Besides David, Gigante's race war was also waged by an army of men and women with the motive to deliberately misconstrue the conflict:
•Curt Pringle. The former Republican speaker of the state Assembly now aspires to the Anaheim mayor's office. His biggest obstacle: in his 1988 Assembly campaign, Pringle hired private guards to scare Latinos from the polls. Pringle denied that he intended to intimidate voters but subsequently paid $400,000 to settle a resulting federal lawsuit. Siding with Gigante allows Pringle to cast himself as a champion of Latinos in a city with a Latino majority.
•Dick Ackerman. The 33rd District state senator wants to be your next Attorney General. But like Pringle, Ackerman is haunted by his autobiography. He's a staunch conservative, one of the few politicians to openly support the failed anti-immigrant “Son of 187” initiative in 2000. This won't play well to Latinos, who, statewide, could possibly hold the swing vote in a close election. So Ackerman co-authored with fellow state Senator Joe Dunn an Aug. 19 Orange County Register editorial stating that denying Gigante its liquor license constituted “a thinly veiled attempt to erase diversity from neighborhoods that are clearly multicultural.”

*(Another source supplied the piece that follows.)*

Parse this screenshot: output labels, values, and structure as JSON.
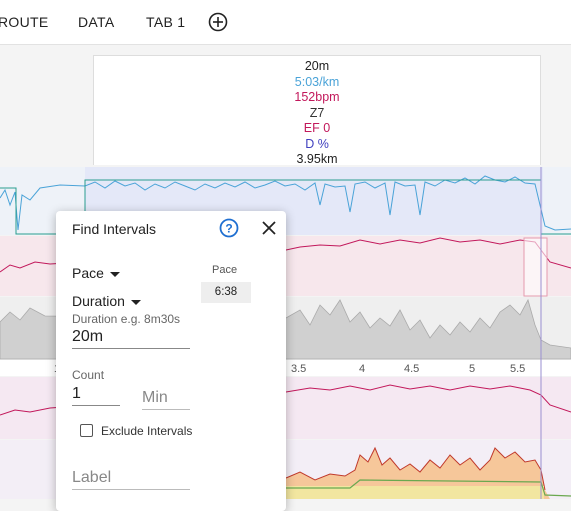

•Rick Eiden. The director of organizing for United Food and Commercial Workers No. 324 argued passionately on Gigante's behalf. Eiden's case was economic: Gigante needed a liquor license to create new jobs in an impoverished community. UFCW is Gigante's union of choice.
•Nativo Lopez. The Hermandad Mexicana Nacional president faces a recall effort as a member of Santa Ana's board of education. In an already hyperbolic PR campaign, Lopez went nuclear to distinguish himself, calling Anaheim's liquor license rejection “market ethnic cleansing.” His reward: his mug printed on newspapers.
•Leo Chavez. The UC Irvine anthropology professor told the Register on Aug. 21, “If you don't let [Latinos] have their own stores and own food, it's a symbolic closing of the door. There's more to [the Gigante case] than whether they let them have a liquor license or not.” Um, no, there isn't.
•Gordon Dillow. The hee-haw Registercolumnist surprised many by charging Anaheim with racism—but surprised no one when he went on to describe Gigante's Covina store. “I didn't really feel like I was in my own country,” he wrote. “I think we all have a personal, subjective vision of what we want this country to be. And for me, the Gigante concept isn't part of it.”
•The mainstream media. From the Wall Street Journal to the Los Angeles Times, from Mexico's La Reforma to NPR's All Things Considered, reporters hyped Gigante's inflammatory claims. A commentator on www.hispanicvista.com summed it up best, declaring that city officials rejected Gigante's liquor license because Anaheim's non-Latinos “feel overpowered by so many brown faces, their language, music and cultural differences—in their eyes, keeping Gigante out keeps Orange County American.”
Other people running for public office in the fall also played the role of valiant civil rights activists: Zeke Hernandez and Mike Garcia (Santa Ana City Council), John Palacios (Santa Ana Unified School District), Richard Chavez (Anaheim City Council), and even David (Anaheim Union High School District).
So it was left to private citizen Cynthia Ward to navigate the rhetoric. Ward stood at the podium and pleaded with the City Council to keep a lid on liquor licenses in her neighborhood, starting with Gigante. But the numbers were against her—a housewife facing down a multibillion-dollar multinational company supported by civic leaders eager to certify their diversity credentials. When her few minutes ended, she shuffled off.
It's impossible to read body language with certainty, but Ward looked defeated. Ultimately, she was. The council caved, overruling its own planning commission on a 3-1 vote.